Par ailleurs, ces laboratoires, Bernard Larrouturou et Gérard Mégie les souhaitent «plus importants»: «Le CNRS a aujourd’hui trop de laboratoires de tailles trop diverses et surtout trop petites, ce qui rend son dispositif très dilué et émietté». Ils préconisent un «regroupement de certaines unités» (plus de 1200 laboratoires actuellement). Leurs moyens techniques et financiers ainsi mutualisés, et de tailles plus importantes, les laboratoires seraient alors davantage visibles sur la scène internationale et vivifiés par la compétition. Le CNRS a besoin de prendre ses marques dans le paysage de la future Europe de la science, et d’inscrire ses laboratoires dans des «pôles d’excellence» qui seront financés par l’Union européenne.

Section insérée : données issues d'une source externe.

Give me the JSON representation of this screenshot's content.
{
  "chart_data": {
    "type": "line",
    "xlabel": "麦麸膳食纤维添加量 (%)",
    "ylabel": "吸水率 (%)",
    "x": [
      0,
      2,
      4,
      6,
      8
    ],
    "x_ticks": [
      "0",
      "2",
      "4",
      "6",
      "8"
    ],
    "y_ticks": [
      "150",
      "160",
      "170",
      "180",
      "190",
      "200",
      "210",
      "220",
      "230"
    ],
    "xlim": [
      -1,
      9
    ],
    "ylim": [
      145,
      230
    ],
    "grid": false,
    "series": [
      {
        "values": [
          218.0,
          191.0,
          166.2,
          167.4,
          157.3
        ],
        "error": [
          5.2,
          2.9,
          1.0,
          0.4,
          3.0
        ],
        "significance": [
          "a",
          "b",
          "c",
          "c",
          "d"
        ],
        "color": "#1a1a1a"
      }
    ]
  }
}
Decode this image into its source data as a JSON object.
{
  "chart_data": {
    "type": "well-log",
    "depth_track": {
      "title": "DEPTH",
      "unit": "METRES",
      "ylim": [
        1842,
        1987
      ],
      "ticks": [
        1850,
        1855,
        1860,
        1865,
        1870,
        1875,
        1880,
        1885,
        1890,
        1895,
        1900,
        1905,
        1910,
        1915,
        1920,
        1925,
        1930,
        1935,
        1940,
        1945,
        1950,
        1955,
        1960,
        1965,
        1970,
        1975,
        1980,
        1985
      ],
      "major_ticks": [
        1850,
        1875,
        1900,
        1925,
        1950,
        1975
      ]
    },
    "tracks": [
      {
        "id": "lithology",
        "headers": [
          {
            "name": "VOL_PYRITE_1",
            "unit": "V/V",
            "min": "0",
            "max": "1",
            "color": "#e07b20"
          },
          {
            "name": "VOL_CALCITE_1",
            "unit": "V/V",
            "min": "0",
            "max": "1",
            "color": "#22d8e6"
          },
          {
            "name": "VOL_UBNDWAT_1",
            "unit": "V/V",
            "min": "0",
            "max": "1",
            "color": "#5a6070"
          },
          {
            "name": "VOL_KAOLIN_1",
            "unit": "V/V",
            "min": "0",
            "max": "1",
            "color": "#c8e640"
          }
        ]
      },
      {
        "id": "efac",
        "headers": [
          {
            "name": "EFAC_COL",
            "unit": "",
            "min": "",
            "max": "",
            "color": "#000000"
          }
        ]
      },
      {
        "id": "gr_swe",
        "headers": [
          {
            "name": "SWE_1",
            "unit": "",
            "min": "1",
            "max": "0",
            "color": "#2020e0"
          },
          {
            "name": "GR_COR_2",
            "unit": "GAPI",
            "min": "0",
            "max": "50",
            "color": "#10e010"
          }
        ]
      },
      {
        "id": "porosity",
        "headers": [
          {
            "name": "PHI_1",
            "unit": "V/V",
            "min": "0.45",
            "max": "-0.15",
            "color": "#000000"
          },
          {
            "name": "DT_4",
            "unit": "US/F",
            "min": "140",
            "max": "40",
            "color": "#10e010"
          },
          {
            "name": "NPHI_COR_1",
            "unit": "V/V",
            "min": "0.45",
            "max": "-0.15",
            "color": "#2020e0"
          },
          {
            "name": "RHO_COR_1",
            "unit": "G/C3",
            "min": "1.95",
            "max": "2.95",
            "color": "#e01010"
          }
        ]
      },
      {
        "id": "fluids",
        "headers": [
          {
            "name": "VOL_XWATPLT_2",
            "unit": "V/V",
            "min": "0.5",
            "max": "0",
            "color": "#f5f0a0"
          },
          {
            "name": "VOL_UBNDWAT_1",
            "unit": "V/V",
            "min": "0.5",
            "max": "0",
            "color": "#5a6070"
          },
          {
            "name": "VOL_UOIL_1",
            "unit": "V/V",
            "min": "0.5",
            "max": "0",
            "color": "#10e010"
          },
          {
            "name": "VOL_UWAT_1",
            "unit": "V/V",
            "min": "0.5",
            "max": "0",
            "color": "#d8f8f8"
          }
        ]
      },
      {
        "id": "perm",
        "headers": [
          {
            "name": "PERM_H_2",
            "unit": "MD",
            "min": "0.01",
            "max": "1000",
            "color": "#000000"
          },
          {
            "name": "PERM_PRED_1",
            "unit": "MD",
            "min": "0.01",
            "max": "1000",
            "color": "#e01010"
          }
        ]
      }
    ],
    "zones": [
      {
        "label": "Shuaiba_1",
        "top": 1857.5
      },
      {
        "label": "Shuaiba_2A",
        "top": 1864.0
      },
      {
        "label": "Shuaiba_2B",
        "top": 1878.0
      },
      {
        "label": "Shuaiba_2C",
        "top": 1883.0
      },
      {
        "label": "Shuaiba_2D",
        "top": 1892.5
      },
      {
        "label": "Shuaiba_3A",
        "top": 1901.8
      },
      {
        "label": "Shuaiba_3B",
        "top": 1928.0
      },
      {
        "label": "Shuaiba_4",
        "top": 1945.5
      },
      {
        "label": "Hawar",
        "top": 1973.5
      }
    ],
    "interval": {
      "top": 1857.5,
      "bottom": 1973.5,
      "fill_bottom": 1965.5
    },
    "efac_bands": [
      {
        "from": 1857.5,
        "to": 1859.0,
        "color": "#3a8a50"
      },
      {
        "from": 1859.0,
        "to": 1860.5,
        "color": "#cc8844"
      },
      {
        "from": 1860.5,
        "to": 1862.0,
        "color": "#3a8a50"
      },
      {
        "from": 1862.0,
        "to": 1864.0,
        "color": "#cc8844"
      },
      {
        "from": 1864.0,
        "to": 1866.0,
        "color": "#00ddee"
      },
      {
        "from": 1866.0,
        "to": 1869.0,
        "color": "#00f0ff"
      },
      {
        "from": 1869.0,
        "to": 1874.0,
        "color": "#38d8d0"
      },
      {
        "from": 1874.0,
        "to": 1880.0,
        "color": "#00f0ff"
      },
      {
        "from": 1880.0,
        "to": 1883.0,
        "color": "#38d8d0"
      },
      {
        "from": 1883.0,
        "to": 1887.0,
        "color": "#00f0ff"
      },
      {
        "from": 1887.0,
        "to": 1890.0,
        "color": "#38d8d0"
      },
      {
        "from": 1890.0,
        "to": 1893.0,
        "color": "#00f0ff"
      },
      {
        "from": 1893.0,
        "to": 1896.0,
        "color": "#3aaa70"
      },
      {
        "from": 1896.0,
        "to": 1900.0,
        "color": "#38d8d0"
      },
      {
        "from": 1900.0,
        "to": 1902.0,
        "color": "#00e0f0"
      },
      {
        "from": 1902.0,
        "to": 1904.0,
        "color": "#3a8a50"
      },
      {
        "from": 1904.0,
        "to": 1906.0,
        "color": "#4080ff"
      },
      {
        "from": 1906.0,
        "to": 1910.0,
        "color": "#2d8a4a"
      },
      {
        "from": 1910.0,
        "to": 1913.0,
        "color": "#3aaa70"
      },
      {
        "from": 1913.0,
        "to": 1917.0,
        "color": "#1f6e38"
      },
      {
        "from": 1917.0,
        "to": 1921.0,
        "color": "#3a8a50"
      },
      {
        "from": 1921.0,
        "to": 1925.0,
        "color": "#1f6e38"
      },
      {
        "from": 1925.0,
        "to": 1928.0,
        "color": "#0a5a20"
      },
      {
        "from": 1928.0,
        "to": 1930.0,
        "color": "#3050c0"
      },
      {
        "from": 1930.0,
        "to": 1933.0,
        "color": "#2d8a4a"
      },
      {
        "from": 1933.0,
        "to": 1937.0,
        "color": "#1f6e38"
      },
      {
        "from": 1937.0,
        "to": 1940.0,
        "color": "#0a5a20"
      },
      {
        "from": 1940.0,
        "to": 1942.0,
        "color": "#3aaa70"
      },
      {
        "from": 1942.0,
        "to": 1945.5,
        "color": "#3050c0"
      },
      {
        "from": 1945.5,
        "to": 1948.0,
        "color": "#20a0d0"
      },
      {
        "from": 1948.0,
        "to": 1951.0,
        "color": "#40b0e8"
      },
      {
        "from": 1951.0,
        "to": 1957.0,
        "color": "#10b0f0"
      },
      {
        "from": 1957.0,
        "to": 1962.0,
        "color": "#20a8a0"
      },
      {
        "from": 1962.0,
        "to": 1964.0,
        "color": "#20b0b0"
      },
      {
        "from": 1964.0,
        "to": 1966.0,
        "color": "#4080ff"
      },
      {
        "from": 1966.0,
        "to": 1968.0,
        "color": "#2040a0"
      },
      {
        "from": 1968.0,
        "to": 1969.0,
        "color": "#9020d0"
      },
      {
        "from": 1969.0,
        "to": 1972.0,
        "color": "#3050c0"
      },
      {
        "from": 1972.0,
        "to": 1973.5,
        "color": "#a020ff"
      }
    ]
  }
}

Les deux réformateurs espèrent accroître le pourcentage de chercheurs non-français d’environ «25% contre 12% aujourd’hui» d’ici 2015. «Il serait regrettable que les questions d’emplois et de crédits restent les seules à mobiliser l’attention de la communauté scientifique. Son rang dans la compétition internationale dépend, dans une large mesure, de sa capacité à évoluer pour rendre le dispositif de recherche national plus dynamique plus ouvert et plus performant» estiment les dirigeants. En créant des «gros laboratoires», il est ainsi suggéré de créer un grand pôle sciences de la vie qui regrouperait à la fois le CNRS, le département du CEA concerné, l’Inra et l’Inserm, et de faire la même concentration dans les technologies de l’information entre le CEA, le CNRS, et l’Inria.

Bernard Larrouturou a fait savoir qu’il regrettait que le rapport établi par l’IGF, réalisé à l’automne dernier, ait été rendu public, «une anomalie» dit-il puisqu’il était destiné à rester «confidentiel». Il a précisé lors d’une conférence de presse: «Les évolutions que nous proposons ne sont pas sans rapport avec les critiques formulées dans ce rapport».